4 Responses to “The Aesthetics of the Virtual Learning Space”


  1. 1 Kate Moss

    Hi Luke,

    I think there are two related issues here: tweaking the functional design of the blog, and tweaking the aesthetic design (and of course, these overlap).

    The ability to tweak the functional side of the design matters more to me, as it makes more of a difference to what happens. For example, removing buttons you don’t need, adding buttons that you do, in the order in which you need them–all of this design tweaking that the blog, taken together, can make a substantial difference to the user’s experience.

    Sometimes I think we get so used to things being given to us as is, and if they require lots of work to alter (or are impossible to alter), we just put up with it. Blackboard is like that, for me. Sure, it’s functional, and can enhance a course, no question.

    But using a carefully-designed blog with all the tweaks you want or need is like living in a carefully-designed home. (It’s a lot easier to make those little tweaks in your virtual space, thankfully!)

    Added to those design tweaks that enhance functionality, aesthetics can make a blog feel inviting. This sense that you want to stick around a while may be subconscious, but it is not to be discounted.

    Reply to Kate Moss

  2. 2 Jim

    Kate and Luke,

    You all are on to something really important. Learning spaces are by no means secondary or frivolous to the learning experience, they shape and define it just as much as the city you live in or the apartment you inhabit does (as you point out perfectly, Kate). I would argue that designing an inviting, interactive, and dynamic virtual learning space must be as integral as fashioning one’s syllabus in preparation for the semester, if you are maaking a foray into hybrid/blended/online learning(or whatever it is know as these days).

    Creating a space for people to discuss, interact, and share is in many ways the goal of the classroom, whether online or face-to-face. A drab interface with a cookie-cutter mentality, a la BlackBoard, goes a long way towards undermining the best laid plans of mice and men. Check out this site as an excellent example of a hospitable, inviting and beautifully designed (if I must say so myself) virtual learning space. Link.

    The hits just keep on coming at cac.ophony.org. And hey, why not wage war on the corporate logic of elearning we have been forcee-fed over the last 10 years? If colleges and universities are not tasked to rethink, redesign and reaaappropriate the spaces in which they teach from corproate leviathans, than why the hell did I get into this business in the first place?

    Great stuff!!!

    Reply to Jim

  3. 3 Matt

    Wonderful post, Luke. I think you’re exactly right about the impact that the aesthetics of virtual space can have on learning. The “wow” factor cannot be ignored. The fact that those of us looking to move beyond Blackboard feel as though we have to find ways to defend some of the most basic tenets of web design is a sign of how far academia has to go on this issue.

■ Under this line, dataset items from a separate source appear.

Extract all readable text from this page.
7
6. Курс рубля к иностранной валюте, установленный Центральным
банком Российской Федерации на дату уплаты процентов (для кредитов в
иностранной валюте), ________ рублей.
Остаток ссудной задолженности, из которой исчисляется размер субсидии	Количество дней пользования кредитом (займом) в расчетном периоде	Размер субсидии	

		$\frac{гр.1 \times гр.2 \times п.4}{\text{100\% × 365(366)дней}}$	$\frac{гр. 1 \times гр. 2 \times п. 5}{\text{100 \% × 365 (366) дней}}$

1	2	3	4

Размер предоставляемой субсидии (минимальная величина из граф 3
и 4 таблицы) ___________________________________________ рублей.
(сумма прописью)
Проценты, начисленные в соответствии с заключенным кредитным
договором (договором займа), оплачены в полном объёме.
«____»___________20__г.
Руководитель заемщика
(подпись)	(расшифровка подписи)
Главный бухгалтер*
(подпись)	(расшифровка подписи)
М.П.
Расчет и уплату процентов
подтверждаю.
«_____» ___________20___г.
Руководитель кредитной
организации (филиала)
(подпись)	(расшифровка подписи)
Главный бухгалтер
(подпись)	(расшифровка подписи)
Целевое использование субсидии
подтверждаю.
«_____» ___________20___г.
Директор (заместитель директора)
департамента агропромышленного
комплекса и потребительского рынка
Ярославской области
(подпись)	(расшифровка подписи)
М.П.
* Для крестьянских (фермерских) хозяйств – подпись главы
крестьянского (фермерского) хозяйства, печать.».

    The practical hurdle that those of us who want to move beyond Blackboard face is the institutional investment that our universities have made to this learning system. In my own teaching, I’m trying to work both within and outside of Blackboard in a way that allows me to have the best of both worlds.

    Lots to think about here — great post.

    Reply to Matt

  4. 4 Gerald

    I am really interested in this discussion, primarily because it validates what I have been discovering with my course blogs.

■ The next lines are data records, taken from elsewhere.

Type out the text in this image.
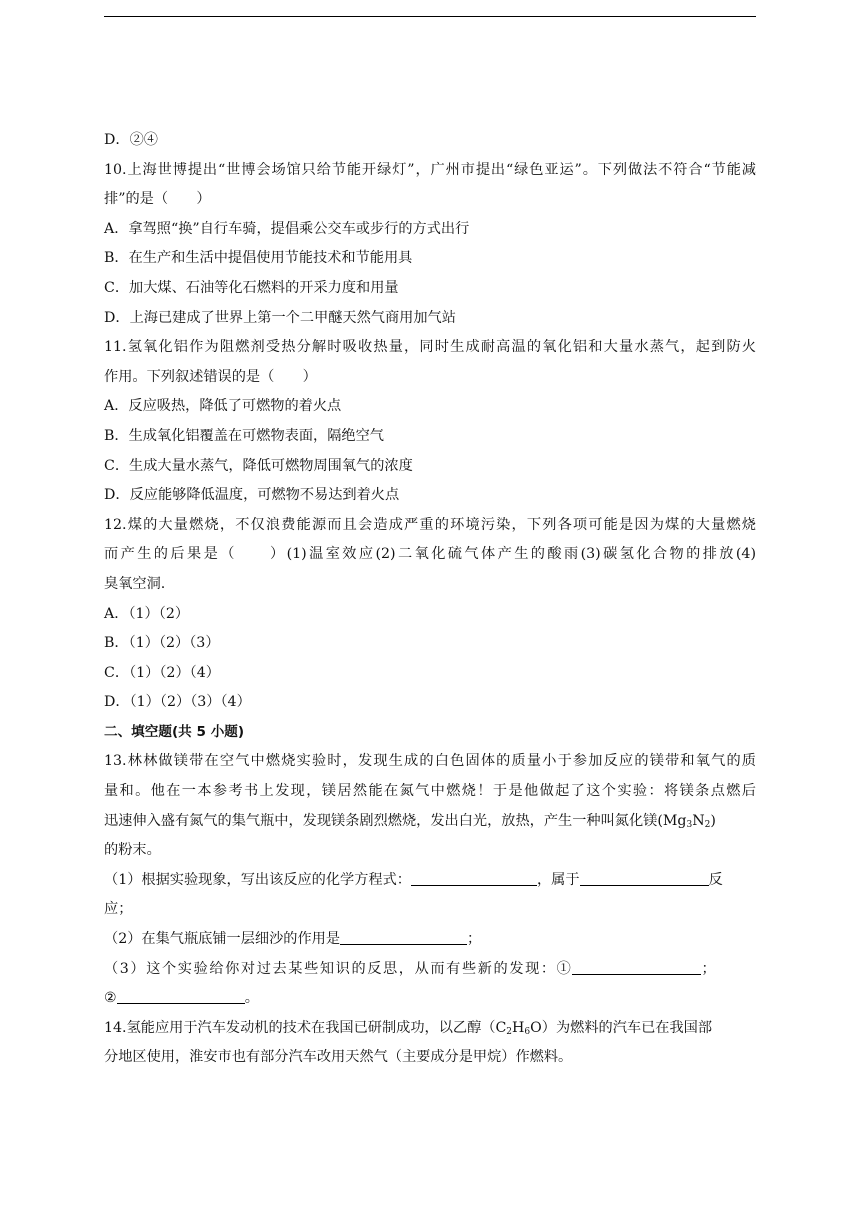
D．②④
10.上海世博提出“世博会场馆只给节能开绿灯”，广州市提出“绿色亚运”。下列做法不符合“节能减
排”的是（　　）
A．拿驾照“换”自行车骑，提倡乘公交车或步行的方式出行
B．在生产和生活中提倡使用节能技术和节能用具
C．加大煤、石油等化石燃料的开采力度和用量
D．上海已建成了世界上第一个二甲醚天然气商用加气站
11.氢氧化铝作为阻燃剂受热分解时吸收热量，同时生成耐高温的氧化铝和大量水蒸气，起到防火
作用。下列叙述错误的是（　　）
A．反应吸热，降低了可燃物的着火点
B．生成氧化铝覆盖在可燃物表面，隔绝空气
C．生成大量水蒸气，降低可燃物周围氧气的浓度
D．反应能够降低温度，可燃物不易达到着火点
12.煤的大量燃烧，不仅浪费能源而且会造成严重的环境污染，下列各项可能是因为煤的大量燃烧
而产生的后果是（　　）(1)温室效应(2)二氧化硫气体产生的酸雨(3)碳氢化合物的排放(4)
臭氧空洞.
A．（1）（2）
B．（1）（2）（3）
C．（1）（2）（4）
D．（1）（2）（3）（4）
二、填空题(共 5 小题)
13.林林做镁带在空气中燃烧实验时，发现生成的白色固体的质量小于参加反应的镁带和氧气的质
量和。他在一本参考书上发现，镁居然能在氮气中燃烧！于是他做起了这个实验：将镁条点燃后
迅速伸入盛有氮气的集气瓶中，发现镁条剧烈燃烧，发出白光，放热，产生一种叫氮化镁$(Mg_3N_2)$
的粉末。
（1）根据实验现象，写出该反应的化学方程式：	，属于	反
应；
（2）在集气瓶底铺一层细沙的作用是	；
（3）这个实验给你对过去某些知识的反思，从而有些新的发现：①	；
②	。
14.氢能应用于汽车发动机的技术在我国已研制成功，以乙醇$(C_2H_6O)$为燃料的汽车已在我国部
分地区使用，淮安市也有部分汽车改用天然气（主要成分是甲烷）作燃料。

    I teach 7th and 8th grade science and have been using blogs with my students for about 6 weeks. The pedagogical part was straightforward to me: promoting literacy in the content area; collaboration as a learning/scientific tool; and developing competency in technologies that are likely to be important to the students.

    They were concerned with usability and with the aesthetics of the blog (I used an edublogs.org blog and spent a good deal of time selecting the template). I wanted them to experience the “wow” factor and to feel like they were doing something cool.

    Looking forward, I am looking forward to developing more customization as well.